Each group consisted of a mix of seven civilian students and cadets; among those participating were cadets from military academies in Poland, South Africa, Latvia, Italy, Hungary, Czech Republic, Romania, Austria, Republic of Georgia, Brazil, and Japan.
Edwin Motsamai from South Africa traveled 24 hours to make his first trip to the United States and spend a week at UNG and attend the symposium.
"It has been a great experience and I've been able to learn about different cultures and different ways of doing things and getting different perspectives," Motsamai said. "From the symposium and discussion of the different agreements, how does that affect the culture and the defense force for a country?
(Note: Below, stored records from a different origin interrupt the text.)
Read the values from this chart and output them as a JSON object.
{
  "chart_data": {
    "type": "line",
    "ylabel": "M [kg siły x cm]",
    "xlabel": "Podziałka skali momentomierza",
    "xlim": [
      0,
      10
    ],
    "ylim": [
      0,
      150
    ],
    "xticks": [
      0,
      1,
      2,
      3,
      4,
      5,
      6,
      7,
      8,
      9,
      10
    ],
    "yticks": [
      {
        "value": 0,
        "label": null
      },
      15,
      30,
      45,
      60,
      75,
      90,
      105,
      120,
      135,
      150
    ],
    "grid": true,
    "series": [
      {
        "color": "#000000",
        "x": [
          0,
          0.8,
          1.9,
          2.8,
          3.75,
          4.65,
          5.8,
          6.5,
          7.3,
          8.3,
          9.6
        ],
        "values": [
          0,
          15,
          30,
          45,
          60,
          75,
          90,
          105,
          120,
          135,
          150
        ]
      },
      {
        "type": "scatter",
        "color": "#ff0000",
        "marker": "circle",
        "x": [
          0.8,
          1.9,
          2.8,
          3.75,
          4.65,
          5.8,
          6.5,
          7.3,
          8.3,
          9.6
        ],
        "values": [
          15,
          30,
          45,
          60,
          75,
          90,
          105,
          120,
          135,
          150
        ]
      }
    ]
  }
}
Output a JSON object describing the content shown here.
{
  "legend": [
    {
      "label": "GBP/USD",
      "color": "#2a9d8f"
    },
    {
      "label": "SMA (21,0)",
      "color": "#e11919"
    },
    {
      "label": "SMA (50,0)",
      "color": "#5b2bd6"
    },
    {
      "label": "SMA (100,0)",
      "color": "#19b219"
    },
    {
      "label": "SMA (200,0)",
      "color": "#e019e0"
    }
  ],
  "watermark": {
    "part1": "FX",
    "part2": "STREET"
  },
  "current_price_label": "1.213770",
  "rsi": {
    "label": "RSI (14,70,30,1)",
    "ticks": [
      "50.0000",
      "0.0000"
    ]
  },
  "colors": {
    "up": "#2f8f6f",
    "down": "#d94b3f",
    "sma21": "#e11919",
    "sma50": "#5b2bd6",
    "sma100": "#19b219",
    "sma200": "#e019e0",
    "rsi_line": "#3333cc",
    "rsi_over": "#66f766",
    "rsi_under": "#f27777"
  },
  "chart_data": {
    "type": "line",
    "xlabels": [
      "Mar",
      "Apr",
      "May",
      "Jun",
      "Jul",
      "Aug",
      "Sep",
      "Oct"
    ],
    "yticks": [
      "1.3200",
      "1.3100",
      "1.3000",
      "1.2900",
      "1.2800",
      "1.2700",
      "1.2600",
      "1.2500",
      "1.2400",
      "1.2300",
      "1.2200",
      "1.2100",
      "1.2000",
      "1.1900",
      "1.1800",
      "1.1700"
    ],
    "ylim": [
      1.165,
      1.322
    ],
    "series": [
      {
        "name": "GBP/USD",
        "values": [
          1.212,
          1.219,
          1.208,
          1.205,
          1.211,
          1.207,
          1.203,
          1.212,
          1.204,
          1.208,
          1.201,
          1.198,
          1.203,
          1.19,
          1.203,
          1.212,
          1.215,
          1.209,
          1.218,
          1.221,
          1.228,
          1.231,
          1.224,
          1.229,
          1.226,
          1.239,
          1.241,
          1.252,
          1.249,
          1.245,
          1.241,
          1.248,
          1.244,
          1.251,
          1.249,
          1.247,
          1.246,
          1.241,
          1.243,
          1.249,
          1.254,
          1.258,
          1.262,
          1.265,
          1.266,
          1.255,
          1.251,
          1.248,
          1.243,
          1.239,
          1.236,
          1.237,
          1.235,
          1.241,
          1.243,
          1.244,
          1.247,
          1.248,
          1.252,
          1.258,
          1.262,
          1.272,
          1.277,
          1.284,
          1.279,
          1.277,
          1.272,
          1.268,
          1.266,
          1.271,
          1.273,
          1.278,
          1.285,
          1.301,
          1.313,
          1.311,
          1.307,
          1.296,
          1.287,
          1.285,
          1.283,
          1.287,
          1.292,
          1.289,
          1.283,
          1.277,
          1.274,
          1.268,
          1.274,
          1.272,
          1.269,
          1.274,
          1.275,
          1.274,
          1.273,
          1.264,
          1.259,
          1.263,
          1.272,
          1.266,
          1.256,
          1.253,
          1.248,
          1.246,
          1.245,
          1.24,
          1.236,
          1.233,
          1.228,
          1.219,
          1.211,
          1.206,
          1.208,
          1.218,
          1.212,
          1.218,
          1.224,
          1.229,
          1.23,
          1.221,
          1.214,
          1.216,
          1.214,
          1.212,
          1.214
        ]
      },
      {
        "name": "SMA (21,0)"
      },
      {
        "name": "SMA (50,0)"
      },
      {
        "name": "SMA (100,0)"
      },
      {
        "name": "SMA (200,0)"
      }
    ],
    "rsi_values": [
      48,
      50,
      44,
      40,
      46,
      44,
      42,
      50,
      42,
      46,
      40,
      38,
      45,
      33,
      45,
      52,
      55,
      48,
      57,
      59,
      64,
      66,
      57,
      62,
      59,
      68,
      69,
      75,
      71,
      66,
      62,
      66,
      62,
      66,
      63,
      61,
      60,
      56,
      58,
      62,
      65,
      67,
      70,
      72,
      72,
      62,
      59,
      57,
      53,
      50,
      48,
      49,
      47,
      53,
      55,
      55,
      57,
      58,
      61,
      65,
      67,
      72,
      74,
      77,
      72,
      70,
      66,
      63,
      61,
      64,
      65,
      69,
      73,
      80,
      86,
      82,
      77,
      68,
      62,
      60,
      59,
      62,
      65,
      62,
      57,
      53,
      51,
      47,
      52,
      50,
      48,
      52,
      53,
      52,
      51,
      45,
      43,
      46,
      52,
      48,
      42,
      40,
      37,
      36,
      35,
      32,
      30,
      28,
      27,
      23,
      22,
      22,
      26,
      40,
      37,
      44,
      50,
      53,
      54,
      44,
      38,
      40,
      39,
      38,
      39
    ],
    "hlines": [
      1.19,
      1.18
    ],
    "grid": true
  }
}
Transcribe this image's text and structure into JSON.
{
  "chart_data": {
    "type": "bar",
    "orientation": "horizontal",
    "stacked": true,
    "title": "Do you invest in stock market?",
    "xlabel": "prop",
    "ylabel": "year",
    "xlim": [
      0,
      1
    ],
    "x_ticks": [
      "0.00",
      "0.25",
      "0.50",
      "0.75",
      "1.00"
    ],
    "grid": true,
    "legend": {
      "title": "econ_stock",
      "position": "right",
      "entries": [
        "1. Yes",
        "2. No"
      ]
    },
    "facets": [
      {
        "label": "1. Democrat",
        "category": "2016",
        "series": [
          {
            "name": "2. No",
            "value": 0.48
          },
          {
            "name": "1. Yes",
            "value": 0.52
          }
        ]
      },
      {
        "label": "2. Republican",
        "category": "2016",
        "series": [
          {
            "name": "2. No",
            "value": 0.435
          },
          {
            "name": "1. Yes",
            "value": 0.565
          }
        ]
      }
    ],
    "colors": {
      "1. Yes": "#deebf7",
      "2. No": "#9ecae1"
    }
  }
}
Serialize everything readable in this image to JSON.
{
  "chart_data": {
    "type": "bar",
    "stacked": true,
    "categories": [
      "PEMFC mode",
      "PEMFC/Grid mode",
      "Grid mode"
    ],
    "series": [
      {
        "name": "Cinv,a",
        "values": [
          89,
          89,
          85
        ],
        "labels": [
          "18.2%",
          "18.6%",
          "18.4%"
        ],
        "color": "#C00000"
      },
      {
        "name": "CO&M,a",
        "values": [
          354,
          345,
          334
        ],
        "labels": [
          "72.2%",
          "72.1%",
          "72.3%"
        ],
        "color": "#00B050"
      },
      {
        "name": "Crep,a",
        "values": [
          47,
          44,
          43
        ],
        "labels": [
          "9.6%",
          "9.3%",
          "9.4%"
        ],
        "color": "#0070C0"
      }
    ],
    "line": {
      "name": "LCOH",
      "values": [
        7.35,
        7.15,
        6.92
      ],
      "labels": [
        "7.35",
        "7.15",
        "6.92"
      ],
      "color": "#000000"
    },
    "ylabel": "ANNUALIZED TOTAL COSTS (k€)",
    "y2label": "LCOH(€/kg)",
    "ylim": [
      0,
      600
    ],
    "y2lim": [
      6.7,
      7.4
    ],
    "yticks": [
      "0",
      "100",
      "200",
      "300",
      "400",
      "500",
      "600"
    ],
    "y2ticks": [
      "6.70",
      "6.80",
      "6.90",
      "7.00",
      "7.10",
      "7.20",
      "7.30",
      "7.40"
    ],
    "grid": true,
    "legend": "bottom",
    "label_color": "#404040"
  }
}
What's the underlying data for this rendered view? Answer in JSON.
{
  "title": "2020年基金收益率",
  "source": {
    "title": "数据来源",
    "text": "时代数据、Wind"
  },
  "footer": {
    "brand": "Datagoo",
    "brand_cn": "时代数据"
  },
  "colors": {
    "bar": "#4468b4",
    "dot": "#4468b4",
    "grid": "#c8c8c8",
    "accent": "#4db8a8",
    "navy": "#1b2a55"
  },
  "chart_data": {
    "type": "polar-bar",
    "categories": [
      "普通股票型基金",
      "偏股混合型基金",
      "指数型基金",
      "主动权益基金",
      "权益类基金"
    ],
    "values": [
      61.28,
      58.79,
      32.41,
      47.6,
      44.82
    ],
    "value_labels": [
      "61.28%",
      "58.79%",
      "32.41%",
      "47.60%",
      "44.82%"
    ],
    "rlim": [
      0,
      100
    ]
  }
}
I've really learned a lot from this symposium and there are a lot of lessons that I can take back."
The international cadets are being hosted all week by the Office of the Commandant and the Corps of Cadets.
"Exposure to the cadets from other nations deepens our cadets' understanding and respect for people of other nations and cultures," said Keith Antonia, associate vice president for military programs.
Guest speakers included Gary Clyde Hufbauer, Reginald Jones Senior Fellow at the Peterson Institute for International Economics and a former deputy assistant secretary of the U.S. Treasury; Amy Holman, director of the Office of Multilateral Trade Affairs in the U.S. State Department; and Mary Waters, deputy commissioner of international trade for the Georgia Department of Economic Development.
In addition to UNG faculty members, group facilitators included Robert M. Thacker, Tony Cuzzucoli and Cynthia Reynolds, all three members of the Atlanta Council on International Relations, and Dennis Cook, an alumnus and 20-year military veteran.